Unless, of course, you’re programming user interfaces for the web. Which everyone is.
As Jeff Atwood has said, “Everything that can be programmed in JavaScript will be.” That’s because the browser is the most popular operating system on the planet, and JavaScript is its lingua franca. But no one likes JavaScript. Or, more precisely, no one falls in love with JavaScript the way that people fall in love with Ruby or Python or (my favorite of late) Scala.
I never fully understood why JavaScript was so kludgy and inelegant until I read the (highly recommended) interview collection Coders at Work. Long story short, one guy at Netscape (Brendan Eich) threw the language together in ten days, with the stated goals of creating something semantically Scheme–like but syntactically Java-like. Good god!
So why are we still, 14-odd years later, still using the same language for all of our webapps? Because even if some backwards-incompatible NewScript were introduced, standardized and embraced by Microsoft, Mozilla, Google and Apple tomorrow, most people would take years to update to a browser sufficiently newfangled to run it. Heck, most people don’t even know what a browser is. Thus, new webapps have to be written in a half-baked language to be run through decade-old interpreters.

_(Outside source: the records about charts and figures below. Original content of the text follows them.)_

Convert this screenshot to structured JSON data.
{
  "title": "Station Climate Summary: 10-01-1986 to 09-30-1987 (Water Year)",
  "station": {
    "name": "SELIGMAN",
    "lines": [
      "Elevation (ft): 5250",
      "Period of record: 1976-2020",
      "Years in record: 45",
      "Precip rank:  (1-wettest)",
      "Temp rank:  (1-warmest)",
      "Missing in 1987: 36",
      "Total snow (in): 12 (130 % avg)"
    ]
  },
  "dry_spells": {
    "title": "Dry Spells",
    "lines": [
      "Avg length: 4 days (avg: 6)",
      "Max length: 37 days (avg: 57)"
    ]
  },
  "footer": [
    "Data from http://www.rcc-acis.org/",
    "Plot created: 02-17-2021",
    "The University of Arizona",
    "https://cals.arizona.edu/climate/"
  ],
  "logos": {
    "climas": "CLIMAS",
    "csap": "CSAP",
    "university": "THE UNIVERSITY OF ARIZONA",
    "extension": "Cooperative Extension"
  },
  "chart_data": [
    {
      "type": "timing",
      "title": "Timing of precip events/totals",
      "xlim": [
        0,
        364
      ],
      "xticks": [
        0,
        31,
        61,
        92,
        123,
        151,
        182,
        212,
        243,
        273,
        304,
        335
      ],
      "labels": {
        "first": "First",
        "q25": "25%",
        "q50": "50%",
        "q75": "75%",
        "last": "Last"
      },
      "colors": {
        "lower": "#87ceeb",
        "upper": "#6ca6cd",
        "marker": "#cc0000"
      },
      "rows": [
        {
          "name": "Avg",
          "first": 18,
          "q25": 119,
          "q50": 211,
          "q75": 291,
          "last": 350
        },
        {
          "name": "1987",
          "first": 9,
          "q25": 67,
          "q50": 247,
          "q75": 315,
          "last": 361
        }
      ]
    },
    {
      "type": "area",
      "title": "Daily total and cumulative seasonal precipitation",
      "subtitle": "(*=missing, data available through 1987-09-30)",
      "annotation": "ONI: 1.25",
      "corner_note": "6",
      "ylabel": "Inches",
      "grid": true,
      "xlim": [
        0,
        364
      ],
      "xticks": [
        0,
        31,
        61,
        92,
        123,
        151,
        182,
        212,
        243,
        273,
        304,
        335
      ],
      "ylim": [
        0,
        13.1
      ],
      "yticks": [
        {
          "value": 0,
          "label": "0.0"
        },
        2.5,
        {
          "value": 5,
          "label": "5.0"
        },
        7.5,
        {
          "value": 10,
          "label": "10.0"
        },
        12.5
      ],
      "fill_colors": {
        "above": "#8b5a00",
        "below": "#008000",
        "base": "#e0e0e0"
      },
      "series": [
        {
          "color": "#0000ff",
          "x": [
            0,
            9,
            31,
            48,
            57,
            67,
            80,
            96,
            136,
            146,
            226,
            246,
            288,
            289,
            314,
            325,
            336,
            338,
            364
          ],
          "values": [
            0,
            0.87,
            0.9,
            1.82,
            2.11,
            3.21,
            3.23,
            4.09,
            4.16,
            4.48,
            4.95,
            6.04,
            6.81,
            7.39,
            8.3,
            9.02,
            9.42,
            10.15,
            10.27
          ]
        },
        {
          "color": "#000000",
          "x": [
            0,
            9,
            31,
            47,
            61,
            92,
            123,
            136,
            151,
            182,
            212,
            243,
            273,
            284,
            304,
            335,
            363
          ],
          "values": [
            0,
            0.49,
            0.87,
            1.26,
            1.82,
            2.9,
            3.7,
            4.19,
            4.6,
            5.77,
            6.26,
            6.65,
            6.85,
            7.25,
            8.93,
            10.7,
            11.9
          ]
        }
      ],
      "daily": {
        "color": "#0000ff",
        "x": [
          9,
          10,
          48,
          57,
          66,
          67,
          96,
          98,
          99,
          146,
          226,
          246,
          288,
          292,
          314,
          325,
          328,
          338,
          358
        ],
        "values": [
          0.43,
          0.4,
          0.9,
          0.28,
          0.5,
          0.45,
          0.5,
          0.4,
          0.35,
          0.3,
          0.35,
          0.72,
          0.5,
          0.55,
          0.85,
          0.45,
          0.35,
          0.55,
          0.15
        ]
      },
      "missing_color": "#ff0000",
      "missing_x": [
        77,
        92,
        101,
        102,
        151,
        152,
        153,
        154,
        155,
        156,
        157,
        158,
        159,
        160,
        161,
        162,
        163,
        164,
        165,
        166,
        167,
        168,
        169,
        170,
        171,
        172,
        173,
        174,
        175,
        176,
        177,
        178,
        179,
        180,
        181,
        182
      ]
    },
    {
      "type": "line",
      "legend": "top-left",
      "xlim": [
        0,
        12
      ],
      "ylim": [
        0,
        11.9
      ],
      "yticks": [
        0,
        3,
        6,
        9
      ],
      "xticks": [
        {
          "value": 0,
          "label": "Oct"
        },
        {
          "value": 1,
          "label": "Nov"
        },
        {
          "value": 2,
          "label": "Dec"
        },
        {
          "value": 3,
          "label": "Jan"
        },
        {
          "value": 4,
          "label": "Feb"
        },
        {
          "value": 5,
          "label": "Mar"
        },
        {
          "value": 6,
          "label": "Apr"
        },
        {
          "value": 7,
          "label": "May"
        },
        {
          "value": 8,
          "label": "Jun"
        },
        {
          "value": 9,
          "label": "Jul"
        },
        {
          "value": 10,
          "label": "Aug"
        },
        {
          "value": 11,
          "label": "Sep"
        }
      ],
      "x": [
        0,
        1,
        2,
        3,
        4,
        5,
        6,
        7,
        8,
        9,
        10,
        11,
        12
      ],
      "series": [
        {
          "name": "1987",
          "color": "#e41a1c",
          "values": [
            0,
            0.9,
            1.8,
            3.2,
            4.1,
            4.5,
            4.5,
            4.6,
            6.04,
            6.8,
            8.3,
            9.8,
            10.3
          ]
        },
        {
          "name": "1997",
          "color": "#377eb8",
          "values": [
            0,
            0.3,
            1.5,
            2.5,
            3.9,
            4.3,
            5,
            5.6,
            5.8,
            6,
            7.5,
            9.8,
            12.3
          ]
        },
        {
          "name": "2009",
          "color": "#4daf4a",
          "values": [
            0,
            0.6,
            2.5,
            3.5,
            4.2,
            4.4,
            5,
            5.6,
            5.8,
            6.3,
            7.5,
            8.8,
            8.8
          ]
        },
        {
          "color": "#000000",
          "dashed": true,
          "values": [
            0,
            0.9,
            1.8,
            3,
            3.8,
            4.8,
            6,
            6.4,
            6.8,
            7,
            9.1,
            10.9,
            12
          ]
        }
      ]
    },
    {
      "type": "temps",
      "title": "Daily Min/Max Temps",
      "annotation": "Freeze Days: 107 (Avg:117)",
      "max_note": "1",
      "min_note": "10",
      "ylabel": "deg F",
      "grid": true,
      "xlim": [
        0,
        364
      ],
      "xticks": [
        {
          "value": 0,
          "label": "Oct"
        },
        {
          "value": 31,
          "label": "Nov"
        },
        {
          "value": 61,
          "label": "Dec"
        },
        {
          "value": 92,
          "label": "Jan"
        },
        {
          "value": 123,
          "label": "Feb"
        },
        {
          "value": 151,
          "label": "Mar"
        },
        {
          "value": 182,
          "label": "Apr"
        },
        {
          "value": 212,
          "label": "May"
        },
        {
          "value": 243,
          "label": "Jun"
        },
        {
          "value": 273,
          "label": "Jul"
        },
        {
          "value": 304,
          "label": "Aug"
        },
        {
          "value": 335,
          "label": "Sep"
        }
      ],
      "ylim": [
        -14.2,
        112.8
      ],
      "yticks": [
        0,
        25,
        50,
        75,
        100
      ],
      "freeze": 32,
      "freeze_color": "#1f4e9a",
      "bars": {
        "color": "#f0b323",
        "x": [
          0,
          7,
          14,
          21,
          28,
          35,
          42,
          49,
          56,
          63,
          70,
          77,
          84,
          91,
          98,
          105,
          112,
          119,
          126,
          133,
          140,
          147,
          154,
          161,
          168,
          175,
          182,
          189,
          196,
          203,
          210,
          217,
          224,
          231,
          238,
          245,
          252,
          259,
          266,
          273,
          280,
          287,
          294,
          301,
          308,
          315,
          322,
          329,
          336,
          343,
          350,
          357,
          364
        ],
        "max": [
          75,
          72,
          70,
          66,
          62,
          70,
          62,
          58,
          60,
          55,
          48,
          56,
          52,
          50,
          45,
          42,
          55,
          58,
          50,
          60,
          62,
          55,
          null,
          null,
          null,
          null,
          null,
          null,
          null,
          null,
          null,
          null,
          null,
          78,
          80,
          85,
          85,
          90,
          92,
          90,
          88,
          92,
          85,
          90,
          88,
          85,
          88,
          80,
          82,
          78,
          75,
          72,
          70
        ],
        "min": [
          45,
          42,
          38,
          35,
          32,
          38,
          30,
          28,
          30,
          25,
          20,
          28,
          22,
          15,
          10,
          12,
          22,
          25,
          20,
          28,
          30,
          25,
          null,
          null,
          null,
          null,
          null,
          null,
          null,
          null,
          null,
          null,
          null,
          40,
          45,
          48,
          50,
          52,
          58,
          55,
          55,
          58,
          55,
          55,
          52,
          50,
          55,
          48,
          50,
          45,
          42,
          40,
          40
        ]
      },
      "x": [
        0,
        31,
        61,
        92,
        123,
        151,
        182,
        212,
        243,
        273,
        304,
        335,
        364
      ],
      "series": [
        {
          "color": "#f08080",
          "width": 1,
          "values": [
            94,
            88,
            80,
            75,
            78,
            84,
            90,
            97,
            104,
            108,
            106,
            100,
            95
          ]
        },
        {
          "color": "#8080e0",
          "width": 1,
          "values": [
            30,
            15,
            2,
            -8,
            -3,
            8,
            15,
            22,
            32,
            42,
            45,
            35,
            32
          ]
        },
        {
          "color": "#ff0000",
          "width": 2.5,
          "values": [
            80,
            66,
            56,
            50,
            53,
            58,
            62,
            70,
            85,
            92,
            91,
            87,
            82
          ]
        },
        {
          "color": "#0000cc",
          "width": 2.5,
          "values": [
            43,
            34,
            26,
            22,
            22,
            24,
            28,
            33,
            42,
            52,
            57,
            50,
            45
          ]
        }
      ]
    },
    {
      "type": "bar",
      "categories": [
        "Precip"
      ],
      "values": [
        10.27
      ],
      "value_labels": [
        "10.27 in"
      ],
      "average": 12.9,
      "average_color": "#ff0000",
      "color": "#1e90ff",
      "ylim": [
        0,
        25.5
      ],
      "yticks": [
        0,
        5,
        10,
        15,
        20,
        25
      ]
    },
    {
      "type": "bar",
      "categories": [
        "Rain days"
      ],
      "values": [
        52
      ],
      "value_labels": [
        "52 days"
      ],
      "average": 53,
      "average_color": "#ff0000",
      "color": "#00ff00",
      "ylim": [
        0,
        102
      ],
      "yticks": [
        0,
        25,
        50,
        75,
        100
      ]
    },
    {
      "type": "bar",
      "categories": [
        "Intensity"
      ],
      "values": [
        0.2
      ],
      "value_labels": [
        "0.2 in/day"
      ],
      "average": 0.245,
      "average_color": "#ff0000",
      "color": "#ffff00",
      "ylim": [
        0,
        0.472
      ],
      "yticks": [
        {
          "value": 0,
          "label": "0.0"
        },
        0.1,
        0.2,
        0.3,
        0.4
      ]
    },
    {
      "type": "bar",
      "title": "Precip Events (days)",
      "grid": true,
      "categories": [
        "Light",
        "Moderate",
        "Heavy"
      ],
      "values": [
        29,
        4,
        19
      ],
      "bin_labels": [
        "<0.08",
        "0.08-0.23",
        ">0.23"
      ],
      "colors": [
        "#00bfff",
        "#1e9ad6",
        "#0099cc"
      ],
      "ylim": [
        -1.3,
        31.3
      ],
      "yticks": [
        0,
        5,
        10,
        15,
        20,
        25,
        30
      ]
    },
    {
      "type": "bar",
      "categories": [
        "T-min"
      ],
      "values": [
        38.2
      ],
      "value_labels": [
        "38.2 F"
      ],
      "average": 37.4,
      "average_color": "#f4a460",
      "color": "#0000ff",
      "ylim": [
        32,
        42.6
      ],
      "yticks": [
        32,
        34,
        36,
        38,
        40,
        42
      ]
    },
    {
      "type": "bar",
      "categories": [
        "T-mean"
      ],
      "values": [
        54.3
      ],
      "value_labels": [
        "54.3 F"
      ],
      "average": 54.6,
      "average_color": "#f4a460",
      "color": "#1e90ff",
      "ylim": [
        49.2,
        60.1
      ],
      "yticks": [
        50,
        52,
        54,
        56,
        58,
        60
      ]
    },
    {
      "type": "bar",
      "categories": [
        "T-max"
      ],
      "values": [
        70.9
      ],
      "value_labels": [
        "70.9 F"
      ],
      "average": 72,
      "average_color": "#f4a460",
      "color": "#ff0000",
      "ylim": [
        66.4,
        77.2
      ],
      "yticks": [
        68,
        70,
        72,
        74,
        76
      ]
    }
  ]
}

But there is a solution. And for all I know, Sergey Brin and Larry Page are already plotting its execution from their orbital battlestation. (Where did you think those Google Earth pics come from?) What we need is a new language for web browsers (or, better yet, a virtual machine standard that could support multiple languages), along with a compiler that can generate JavaScript for the benefit of old-timers. The project would be insanely difficult, but it’s half-done already. Look at GWT, which lets you write Java that compiles to JavaScript. Now suppose that a browser (say, Chrome 5) could run GWT’s Java bytecode directly, bypassing JavaScript altogether. Chrome 5 users would enjoy a much smoother and potentially richer web experience. Meanwhile, older browsers would still present a perfectly usable webapp. And programmers everywhere would rejoice.
That, I hope, is the future of the web. So please, Google, I urge you: Don’t let my children grow up in a world that runs on JavaScript.